The place that 'Nonna Carla' had chosen for us was outside the centre of the town, just by the beach. It's clearly not swimming weather right now, but the seafront made a good place to walk. I noticed a blue sign right by the water with a picture of a huge wave on it. On closer examination it turned out to be an indication for the escape route in case of a tsunami. Nothing is left to chance in La Serena - the sign pointed away from the ocean. Darwin, like God, is being relegated to ever smaller spheres of influence by modern man.
Our hotel was actually a park of cabañas - tiny self-catering cabins that are perfect for Summer, but definitely not made to retain heat. But we were fine with it. We were glad to be out of a smoggy city, and Nina and Sara soon found little friends around the park. For families based in Santiago, La Serena is the holiday destination of choice. The Winter school holidays are on right now, so the girls (and Letizia and I) were able to resume the sport that practically defined our week in Fiji: table soccer. In Fiji, I did my impression of Little Britain's Competitive Dad, doing a lap of the table on every goal, punching the air, and generally bewildering my young (and now that I think of it, slightly cross-eyed) opponent. And yet he kept coming back for more. Sucker!!! In La Serena I tried to suppress this instinct when playing Filipe, an 11-year-old Santiago boy. And I almost succeeded. In any case, we have decided that table-soccer (or tacataca as it is known in Chile) is the sport for the Lawlor family, combining as it does a minimal fitness requirement, no dedication whatsoever and a take-no-prisoners approach to gratuitous displays of victory. We'll be acquiring a table when we get home (though we have nowhere to put it, as the funds that might have gone into converting the attic went into this trip instead).

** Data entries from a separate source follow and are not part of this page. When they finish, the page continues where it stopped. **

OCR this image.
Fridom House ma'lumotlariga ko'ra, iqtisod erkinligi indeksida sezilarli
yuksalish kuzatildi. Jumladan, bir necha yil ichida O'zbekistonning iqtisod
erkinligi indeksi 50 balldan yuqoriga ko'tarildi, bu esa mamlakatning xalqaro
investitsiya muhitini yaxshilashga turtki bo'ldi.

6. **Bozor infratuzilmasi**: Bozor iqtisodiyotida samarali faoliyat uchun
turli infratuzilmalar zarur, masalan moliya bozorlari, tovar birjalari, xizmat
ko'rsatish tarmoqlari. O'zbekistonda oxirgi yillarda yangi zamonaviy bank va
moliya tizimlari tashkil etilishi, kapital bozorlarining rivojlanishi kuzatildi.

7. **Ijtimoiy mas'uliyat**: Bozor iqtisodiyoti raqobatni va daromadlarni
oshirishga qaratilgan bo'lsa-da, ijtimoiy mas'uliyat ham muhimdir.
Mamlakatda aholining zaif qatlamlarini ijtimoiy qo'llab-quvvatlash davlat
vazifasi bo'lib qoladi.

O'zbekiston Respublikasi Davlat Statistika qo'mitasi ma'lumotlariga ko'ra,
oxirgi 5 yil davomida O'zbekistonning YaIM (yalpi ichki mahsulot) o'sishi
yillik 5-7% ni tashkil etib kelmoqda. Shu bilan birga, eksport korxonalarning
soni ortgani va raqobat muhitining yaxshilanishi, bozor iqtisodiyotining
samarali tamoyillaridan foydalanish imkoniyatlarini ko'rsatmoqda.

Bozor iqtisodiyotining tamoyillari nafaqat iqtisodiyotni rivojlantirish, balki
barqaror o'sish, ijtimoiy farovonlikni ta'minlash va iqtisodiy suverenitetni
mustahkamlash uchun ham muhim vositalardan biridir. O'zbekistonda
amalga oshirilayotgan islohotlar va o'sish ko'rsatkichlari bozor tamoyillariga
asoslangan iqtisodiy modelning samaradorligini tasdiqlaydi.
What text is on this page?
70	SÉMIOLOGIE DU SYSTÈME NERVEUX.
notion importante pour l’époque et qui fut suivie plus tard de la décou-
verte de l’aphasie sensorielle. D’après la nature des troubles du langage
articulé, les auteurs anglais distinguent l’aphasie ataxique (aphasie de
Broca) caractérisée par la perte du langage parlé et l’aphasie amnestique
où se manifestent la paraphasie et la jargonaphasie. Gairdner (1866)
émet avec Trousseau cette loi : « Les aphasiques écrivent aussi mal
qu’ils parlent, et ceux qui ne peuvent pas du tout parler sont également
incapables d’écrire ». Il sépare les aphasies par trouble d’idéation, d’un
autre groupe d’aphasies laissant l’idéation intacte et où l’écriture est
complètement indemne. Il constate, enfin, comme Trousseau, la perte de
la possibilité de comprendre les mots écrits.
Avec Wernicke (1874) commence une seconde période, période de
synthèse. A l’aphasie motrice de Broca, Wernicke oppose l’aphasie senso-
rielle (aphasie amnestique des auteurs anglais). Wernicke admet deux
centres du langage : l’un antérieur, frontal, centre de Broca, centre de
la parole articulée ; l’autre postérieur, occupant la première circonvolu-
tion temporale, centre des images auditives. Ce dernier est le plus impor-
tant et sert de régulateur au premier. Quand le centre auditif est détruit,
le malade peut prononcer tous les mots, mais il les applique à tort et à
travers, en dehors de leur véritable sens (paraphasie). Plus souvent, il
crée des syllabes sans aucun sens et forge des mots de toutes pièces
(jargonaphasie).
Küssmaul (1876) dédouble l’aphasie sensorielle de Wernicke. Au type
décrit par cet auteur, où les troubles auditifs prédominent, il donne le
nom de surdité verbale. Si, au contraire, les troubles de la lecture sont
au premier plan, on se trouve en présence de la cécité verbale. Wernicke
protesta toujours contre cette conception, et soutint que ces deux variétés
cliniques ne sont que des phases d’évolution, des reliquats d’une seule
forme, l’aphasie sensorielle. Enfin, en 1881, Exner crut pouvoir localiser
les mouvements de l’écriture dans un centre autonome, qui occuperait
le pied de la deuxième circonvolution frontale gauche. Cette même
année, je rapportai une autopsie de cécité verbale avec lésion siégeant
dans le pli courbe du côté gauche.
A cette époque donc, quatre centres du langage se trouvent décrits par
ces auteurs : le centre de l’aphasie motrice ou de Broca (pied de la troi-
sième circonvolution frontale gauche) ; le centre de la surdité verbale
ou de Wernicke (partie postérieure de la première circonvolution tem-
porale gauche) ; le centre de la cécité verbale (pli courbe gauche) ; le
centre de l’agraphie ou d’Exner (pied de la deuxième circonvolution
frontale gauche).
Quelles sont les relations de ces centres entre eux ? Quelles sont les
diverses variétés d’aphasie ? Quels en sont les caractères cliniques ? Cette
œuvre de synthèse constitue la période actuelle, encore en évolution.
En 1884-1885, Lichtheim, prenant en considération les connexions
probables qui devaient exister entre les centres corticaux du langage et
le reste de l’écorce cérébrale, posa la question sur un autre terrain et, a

Across the road from our cabañas we found a great steak restaurant. For less than 7 euros I got one of the best filets I've ever enjoyed. 400g of rosey-on-the-inside, al-dente-on-the-outside happiness. Our waiter turned out to have a very unusual first name. He was called Darwin. I know that Charles Darwin passed this way before on The Beagle. But I didn't think he had left his own genetic imprint on the place. Could this man in front of me be the fruit of Charles Darwin's own long forgotten experiment in heredity, I wondered? Apparently not - it seems that his father was a scientist and named his son out of reverence for a great scientific thinker. (It might have been kinder to simply call him Charles). I was tempted to ask him what names his siblings were carrying around (Copernicus is working desserts tonight and it's Einstein's night off). But he still had all the steak-knives in his hand so I though better of it. I also didn't find out if he shared my concerns about the negative effect that the tsunami sign might have on the future of the local gene pool. Some times it's safer to be on the other side of a nice big language barrier.
La Serena has a great deal more to offer than steak and table soccer of course. We took some time to stroll around the city centre, browse in a pretty covered market, and have a reasonably priced meal or two. But oddly enough, table soccer and walks along the beach (including a few goes on a bungy trampoline for Nina and Sara) was all we really wanted. The girls had had to deal with 4 days in Santiago with very little to do except watch their parents disintegrate due to lack of sleep (probably not such a bad passtime for most kids, but not nearly as good if you can't have a laugh with your friends about it). La Serena offered them a chance to just do what they wanted to do. Apart from a quick tour of a surprisingly good archeological museum - which included an orginal maoi statue from Easter Island - we contented ourselves with strolling, eating, ping-pong and table soccer. As far as this family is concerned, La Serena was a GOOOOOOOOAAAAAAAAAAALLLLLLLLLLLLLL!!!!!!!!!
Nina and Sara, ready for the bus to get out of Santiago.